Inherited Craziness
A place to share all the nuts found on my family tree

Showing posts with label Luxton. Show all posts
Showing posts with label Luxton. Show all posts

Thursday, 1 July 2021

Alfred Beamer and Emily Luxton

St Paul Street and St Paul's Church, Tiverton
cc-by-sa/2.0 - © Roger Cornfoot - geograph.org.uk/p/3417969

Alfred Beamer, Private RMLI of Cecil Street, Plymouth, son of Alfred Beamer and Mary Ann White, married Emily Luxton (b. 22 Jun 1882, bap. 9 Jul 1882, at St Peter’s Church Tiverton), daughter of James Luxton and Anna Maria Hawkins, on 14 Dec 1905, at St Paul's Church, Tiverton. Emily's address at the time of the marriage was Heathcoat Square, Tiverton. Emily's younger sister, Jessie Luxton, was one of the witnesses (bridesmaid perhaps).

Emily's father, Sergeant James Luxton (b. 1841 in Taunton, Somerset), had served in the British Army for 13 years, 320 days, with the 10th Reg Of Foot between 1860 and 1874. He spent over nine years serving abroad in the Cape of Good Hope, St Helena, Japan, China and the Straits Settlements. He was discharged in 1874 as he had been found unfit for further service. On the 1881 census, James Luxton (40), described himself as Grocer (Chelsea Pensioner) in Bampton Street, Tiverton. James Luxton died in 1886, aged just 45.

In 1891, Emily lived in Sewards Court, Leat Street, Tiverton, where her widowed mother worked as a silk lace mender and all of her older siblings worked at the lace factory (Heathcoat Lace Factory, Tiverton, Devon) - her brother Arthur being a machine boy there already at age 10. By 1901, Emily and her younger sister, Jessie, had become silk winders, working at the lace factory too.

Former workers' housing, Heathcoat Square, Tiverton
cc-by-sa/2.0 - © Chris Allen - geograph.org.uk/p/6690635

Alfred and Emily's son, Alfred James, was born on 15 Mar 1908 and baptised on 29 Mar 1908 at St Peter’s Church, Stonehouse, Plymouth.
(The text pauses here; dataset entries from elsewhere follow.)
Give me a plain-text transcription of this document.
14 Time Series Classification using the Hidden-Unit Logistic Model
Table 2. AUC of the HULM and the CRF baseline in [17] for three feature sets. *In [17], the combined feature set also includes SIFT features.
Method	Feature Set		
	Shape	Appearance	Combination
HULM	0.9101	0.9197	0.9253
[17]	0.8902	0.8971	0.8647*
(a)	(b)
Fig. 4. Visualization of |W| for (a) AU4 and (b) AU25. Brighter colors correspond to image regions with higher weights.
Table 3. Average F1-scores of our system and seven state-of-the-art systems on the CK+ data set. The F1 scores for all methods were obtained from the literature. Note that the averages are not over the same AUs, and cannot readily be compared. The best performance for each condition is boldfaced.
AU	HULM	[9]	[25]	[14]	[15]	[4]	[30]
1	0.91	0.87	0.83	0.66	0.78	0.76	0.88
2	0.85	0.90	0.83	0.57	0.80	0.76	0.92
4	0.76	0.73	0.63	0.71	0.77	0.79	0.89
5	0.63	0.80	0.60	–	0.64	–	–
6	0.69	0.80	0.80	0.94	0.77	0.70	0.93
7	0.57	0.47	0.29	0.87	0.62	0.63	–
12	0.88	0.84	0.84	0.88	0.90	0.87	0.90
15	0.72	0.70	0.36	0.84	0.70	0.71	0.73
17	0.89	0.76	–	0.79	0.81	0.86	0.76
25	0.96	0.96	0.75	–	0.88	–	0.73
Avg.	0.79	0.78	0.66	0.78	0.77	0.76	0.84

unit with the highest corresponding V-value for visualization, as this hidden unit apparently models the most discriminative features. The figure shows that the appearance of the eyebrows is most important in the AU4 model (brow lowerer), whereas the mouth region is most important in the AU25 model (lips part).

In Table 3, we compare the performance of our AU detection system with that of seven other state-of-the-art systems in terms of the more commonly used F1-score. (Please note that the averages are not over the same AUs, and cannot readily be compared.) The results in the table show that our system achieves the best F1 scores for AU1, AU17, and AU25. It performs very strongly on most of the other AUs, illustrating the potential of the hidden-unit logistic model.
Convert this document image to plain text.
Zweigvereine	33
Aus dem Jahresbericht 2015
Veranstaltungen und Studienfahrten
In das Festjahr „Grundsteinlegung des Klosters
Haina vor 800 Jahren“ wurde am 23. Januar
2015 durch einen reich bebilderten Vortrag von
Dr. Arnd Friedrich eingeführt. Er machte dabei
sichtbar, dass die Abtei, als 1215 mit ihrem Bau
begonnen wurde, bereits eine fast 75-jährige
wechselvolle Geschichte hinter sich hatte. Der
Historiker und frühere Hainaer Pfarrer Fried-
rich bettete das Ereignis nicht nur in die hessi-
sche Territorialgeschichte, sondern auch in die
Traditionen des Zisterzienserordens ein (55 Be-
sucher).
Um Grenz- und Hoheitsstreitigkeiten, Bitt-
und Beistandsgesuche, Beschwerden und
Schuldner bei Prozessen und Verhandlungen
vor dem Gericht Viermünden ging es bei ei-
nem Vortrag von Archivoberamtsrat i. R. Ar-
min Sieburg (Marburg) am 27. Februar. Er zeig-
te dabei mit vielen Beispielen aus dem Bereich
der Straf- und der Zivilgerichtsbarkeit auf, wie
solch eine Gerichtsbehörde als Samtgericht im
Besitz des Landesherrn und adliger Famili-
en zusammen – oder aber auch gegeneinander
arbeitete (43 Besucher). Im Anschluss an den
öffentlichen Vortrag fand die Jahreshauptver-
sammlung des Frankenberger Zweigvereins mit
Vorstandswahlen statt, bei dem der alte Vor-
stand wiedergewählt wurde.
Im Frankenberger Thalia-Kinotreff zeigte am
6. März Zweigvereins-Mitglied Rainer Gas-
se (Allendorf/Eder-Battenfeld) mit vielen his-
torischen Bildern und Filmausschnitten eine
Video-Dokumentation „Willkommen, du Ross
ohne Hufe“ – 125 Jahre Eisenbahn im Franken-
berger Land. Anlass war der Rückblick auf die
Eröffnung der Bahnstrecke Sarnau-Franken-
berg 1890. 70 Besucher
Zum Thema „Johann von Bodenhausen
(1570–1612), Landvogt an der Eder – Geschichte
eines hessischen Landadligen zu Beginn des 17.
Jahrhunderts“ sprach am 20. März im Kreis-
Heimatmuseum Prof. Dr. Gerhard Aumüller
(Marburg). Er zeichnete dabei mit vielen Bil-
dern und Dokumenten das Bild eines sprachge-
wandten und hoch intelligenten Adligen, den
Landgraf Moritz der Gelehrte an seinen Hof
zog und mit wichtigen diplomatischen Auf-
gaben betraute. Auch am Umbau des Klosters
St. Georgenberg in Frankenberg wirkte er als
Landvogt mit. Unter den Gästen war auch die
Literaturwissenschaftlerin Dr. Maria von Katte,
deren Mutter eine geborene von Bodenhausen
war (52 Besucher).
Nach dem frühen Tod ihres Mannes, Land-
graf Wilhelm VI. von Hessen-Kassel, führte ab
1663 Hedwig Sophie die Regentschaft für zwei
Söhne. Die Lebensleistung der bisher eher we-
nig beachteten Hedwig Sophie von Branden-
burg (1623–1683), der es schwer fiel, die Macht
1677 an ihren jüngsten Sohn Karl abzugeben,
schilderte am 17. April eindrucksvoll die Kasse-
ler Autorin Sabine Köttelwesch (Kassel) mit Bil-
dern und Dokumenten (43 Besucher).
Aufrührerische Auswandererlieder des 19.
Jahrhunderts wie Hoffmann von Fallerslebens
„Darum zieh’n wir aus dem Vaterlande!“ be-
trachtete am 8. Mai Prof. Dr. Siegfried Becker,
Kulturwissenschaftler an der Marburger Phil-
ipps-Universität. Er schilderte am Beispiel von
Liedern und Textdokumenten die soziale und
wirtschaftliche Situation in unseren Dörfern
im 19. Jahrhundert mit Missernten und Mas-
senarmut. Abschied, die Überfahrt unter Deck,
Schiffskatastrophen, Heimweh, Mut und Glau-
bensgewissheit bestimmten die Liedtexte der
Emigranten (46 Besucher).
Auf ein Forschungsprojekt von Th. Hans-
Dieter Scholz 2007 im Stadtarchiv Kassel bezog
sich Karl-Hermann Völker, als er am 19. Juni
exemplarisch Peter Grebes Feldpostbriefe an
But the infant died, in the third quarter of 1908, having bearly reached six months of age.

Alfred Beamer, who had enlisted in the Royal Marines on 15 Aug 1896, just shy of his 16th birthday, was discharged, invalided, on 15 Oct 1908. On 7 Mar 1909, Alfred Beamer (29) Labourer of 40 Neswick St, Plymouth, was admitted to the Devon and Cornwall Sanatorium for Consumptives Didworthy

Consumption was another name for Tuberculosis. The record shows that Alfred had first developed the disease 7 months previously - which ties in with the date he was discharged from the Royal Marines - when he was discharged from the sanitorium on 15 Jun 1909. In the notes it says, "light work - dead".

Such a concession! What kind of light work can the dead do, FFS? 

By 1911, Emily Beamer (28), widow, had returned to Tiverton, at 1 Melbourne Street and was again working at the Heathcoat Lace Factory, as a spinner.

In the 4th quarter of 1912, Emily Beamer remarried to a John Heard, in Tiverton. The couple don't appear to have any children. I've not been able to identify when John Heard died, but by 1939, Emily had been widowed again and was living with a single lady, Beatrice E Gollop, at 26 Castle Street, Tiverton

Emily Heard died, in Tiverton, in 1962, aged 79.